Existe risco de sequelas na cirurgia?
É importante esclarecer que a cirurgia não vai criar uma nova sutura
funcionante. Uma vez que a sutura se encontra fechada, um novo centro de
crescimento ósseo não pode ser criado. A cirurgia, no entanto,
restabelece a forma e o tamanho adequado do crânio, o que provavelmente
levará ao restabelecimento do fluxo sanguíneo cerebral.
Além de toda essa questão funcional, as crianças que não são operadas
de cranioestenoses vão apresentar deformidades cranianas de gravidade
variável e a sua aparência pode ter um efeito profundo no
desenvolvimento de sua personalidade, no seu desejo de interagir
socialmente com seus semelhantes e até mesmo no seu desejo de ir para a
escola.
Apenas quando o crânio está levemente envolvido, parece ser menos
provável que apresente impacto significativo sobre o cérebro e sobre a
aparência. Nesses casos específicos, a cirurgia pode não ser indicada.

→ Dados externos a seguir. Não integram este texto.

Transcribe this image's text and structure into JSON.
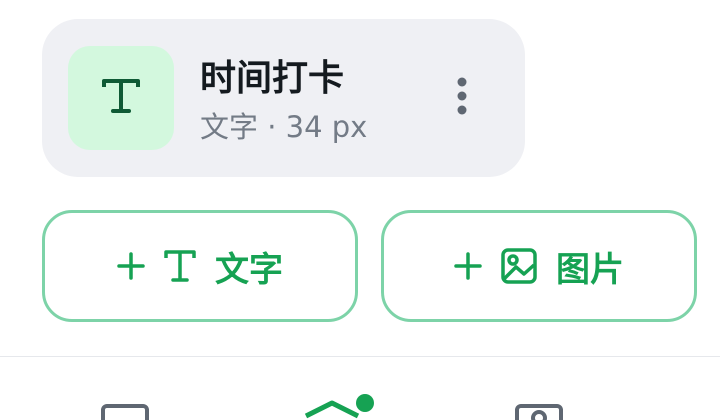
{
  "layer": {
    "title": "时间打卡",
    "subtitle": "文字 · 34 px",
    "thumb_icon": "text-type-icon",
    "menu_icon": "more-vertical-icon"
  },
  "actions": {
    "add_text": {
      "label": "文字",
      "icon": "text-type-icon"
    },
    "add_image": {
      "label": "图片",
      "icon": "image-icon"
    }
  },
  "bottom_nav": {
    "items": [
      {
        "icon": "device-frame-icon"
      },
      {
        "icon": "layers-icon",
        "has_badge": true
      },
      {
        "icon": "image-gallery-icon"
      }
    ]
  },
  "colors": {
    "accent": "#16a253",
    "accent_border": "#7dd3a8",
    "card_bg": "#eff0f4",
    "thumb_bg": "#d3f8de",
    "title": "#141a1f",
    "subtitle": "#737b86",
    "nav_icon": "#5f6772"
  }
}
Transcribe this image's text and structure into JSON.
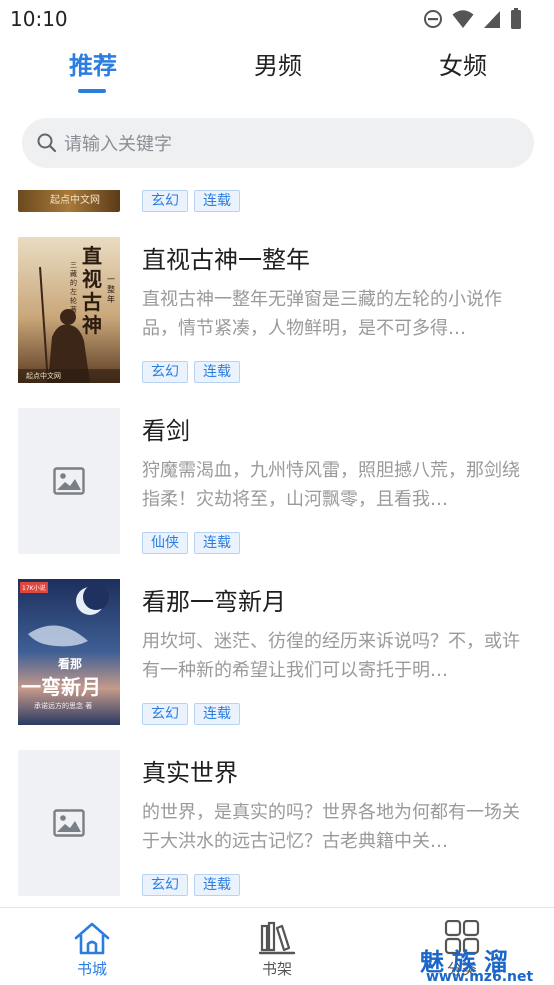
{
  "status_bar": {
    "time": "10:10"
  },
  "tabs": [
    {
      "label": "推荐",
      "active": true
    },
    {
      "label": "男频",
      "active": false
    },
    {
      "label": "女频",
      "active": false
    }
  ],
  "search": {
    "placeholder": "请输入关键字"
  },
  "partial_item": {
    "cover_text": "起点中文网",
    "tags": [
      "玄幻",
      "连载"
    ]
  },
  "books": [
    {
      "title": "直视古神一整年",
      "desc": "直视古神一整年无弹窗是三藏的左轮的小说作品，情节紧凑，人物鲜明，是不可多得…",
      "tags": [
        "玄幻",
        "连载"
      ],
      "cover": {
        "type": "image",
        "title_text": "直视古神",
        "side_text": "一整年",
        "author_text": "三藏的左轮 著",
        "publisher_text": "起点中文网"
      }
    },
    {
      "title": "看剑",
      "desc": "狩魔需渴血，九州恃风雷，照胆撼八荒，那剑绕指柔！灾劫将至，山河飘零，且看我…",
      "tags": [
        "仙侠",
        "连载"
      ],
      "cover": {
        "type": "placeholder"
      }
    },
    {
      "title": "看那一弯新月",
      "desc": "用坎坷、迷茫、彷徨的经历来诉说吗？不，或许有一种新的希望让我们可以寄托于明…",
      "tags": [
        "玄幻",
        "连载"
      ],
      "cover": {
        "type": "image",
        "badge_text": "17K小说",
        "title_small": "看那",
        "title_big": "一弯新月",
        "author_text": "承诺远方的思念 著"
      }
    },
    {
      "title": "真实世界",
      "desc": "的世界，是真实的吗？世界各地为何都有一场关于大洪水的远古记忆？古老典籍中关…",
      "tags": [
        "玄幻",
        "连载"
      ],
      "cover": {
        "type": "placeholder"
      }
    }
  ],
  "bottom_nav": [
    {
      "label": "书城",
      "icon": "home-icon",
      "active": true
    },
    {
      "label": "书架",
      "icon": "bookshelf-icon",
      "active": false
    },
    {
      "label": "分类",
      "icon": "grid-icon",
      "active": false
    }
  ],
  "watermark": {
    "big": "魅族溜",
    "small": "www.mz6.net"
  },
  "colors": {
    "accent": "#2b7de0",
    "tag_bg": "#eaf3fd",
    "search_bg": "#eef0f2"
  }
}
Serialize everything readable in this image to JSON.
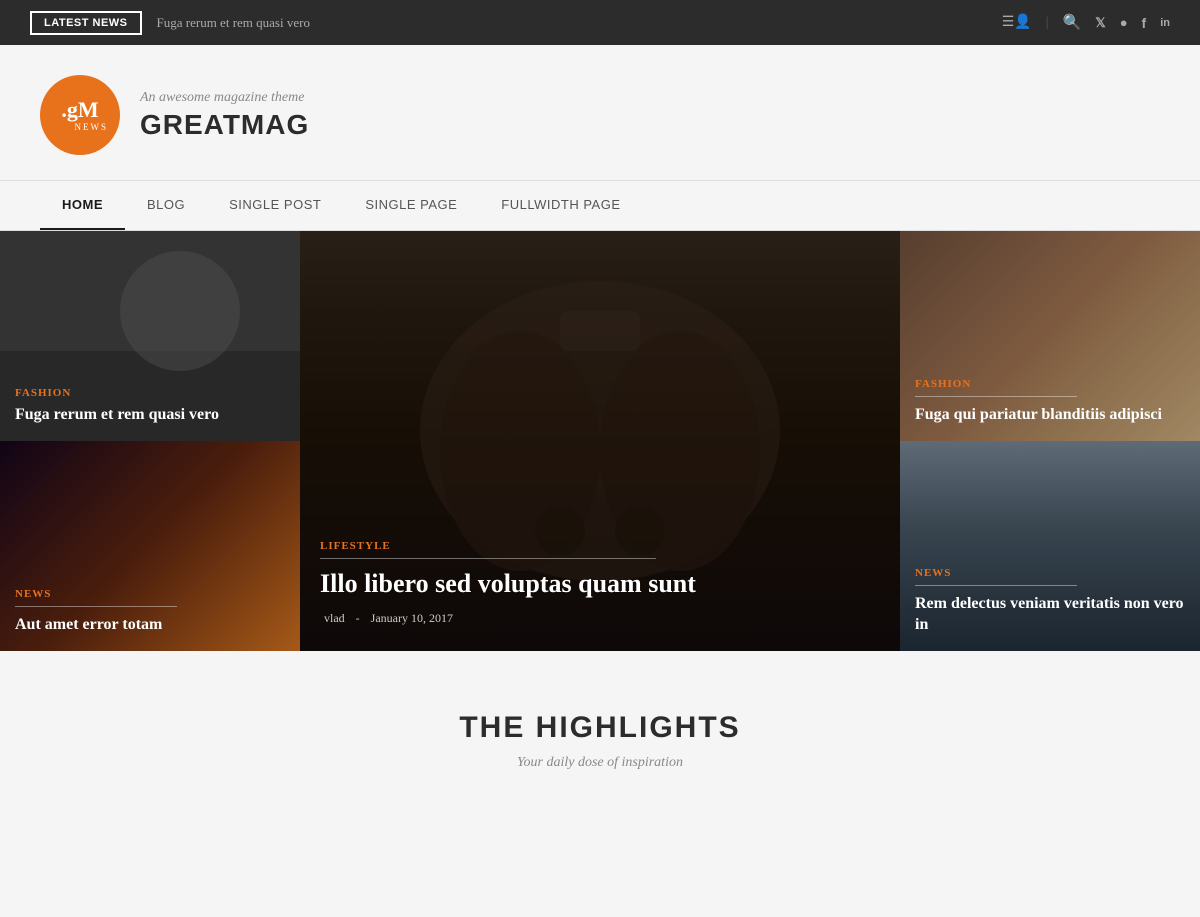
{
  "topbar": {
    "latest_news_label": "LATEST NEWS",
    "ticker_text": "Fuga rerum et rem quasi vero"
  },
  "header": {
    "logo_gm": ".gM",
    "logo_news": "NEWS",
    "tagline": "An awesome magazine theme",
    "site_name": "GREATMAG"
  },
  "nav": {
    "items": [
      {
        "label": "HOME",
        "active": true
      },
      {
        "label": "BLOG",
        "active": false
      },
      {
        "label": "SINGLE POST",
        "active": false
      },
      {
        "label": "SINGLE PAGE",
        "active": false
      },
      {
        "label": "FULLWIDTH PAGE",
        "active": false
      }
    ]
  },
  "hero": {
    "left_top": {
      "category": "FASHION",
      "title": "Fuga rerum et rem quasi vero"
    },
    "left_bottom": {
      "category": "NEWS",
      "title": "Aut amet error totam"
    },
    "center": {
      "category": "LIFESTYLE",
      "title": "Illo libero sed voluptas quam sunt",
      "author": "vlad",
      "date": "January 10, 2017"
    },
    "right_top": {
      "category": "FASHION",
      "title": "Fuga qui pariatur blanditiis adipisci"
    },
    "right_bottom": {
      "category": "NEWS",
      "title": "Rem delectus veniam veritatis non vero in"
    }
  },
  "highlights": {
    "title": "THE HIGHLIGHTS",
    "subtitle": "Your daily dose of inspiration"
  },
  "icons": {
    "user": "👤",
    "search": "⌕",
    "twitter": "𝕏",
    "instagram": "◎",
    "facebook": "f",
    "linkedin": "in"
  }
}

A cirurgia se baseia em remodelamento craniano sem acesso ao cérebro
propriamente. Portanto, os riscos são pequenos. No entanto, ela é
considerada de grande porte em bebês muito pequenos. Por isso, deve-se
cuidar de possíveis perdas sanguíneas com transfusão de sangue e
realizar a cirurgia em centros grandes, com UTI pediátrica.
O tratamento cirúrgico é apenas estético?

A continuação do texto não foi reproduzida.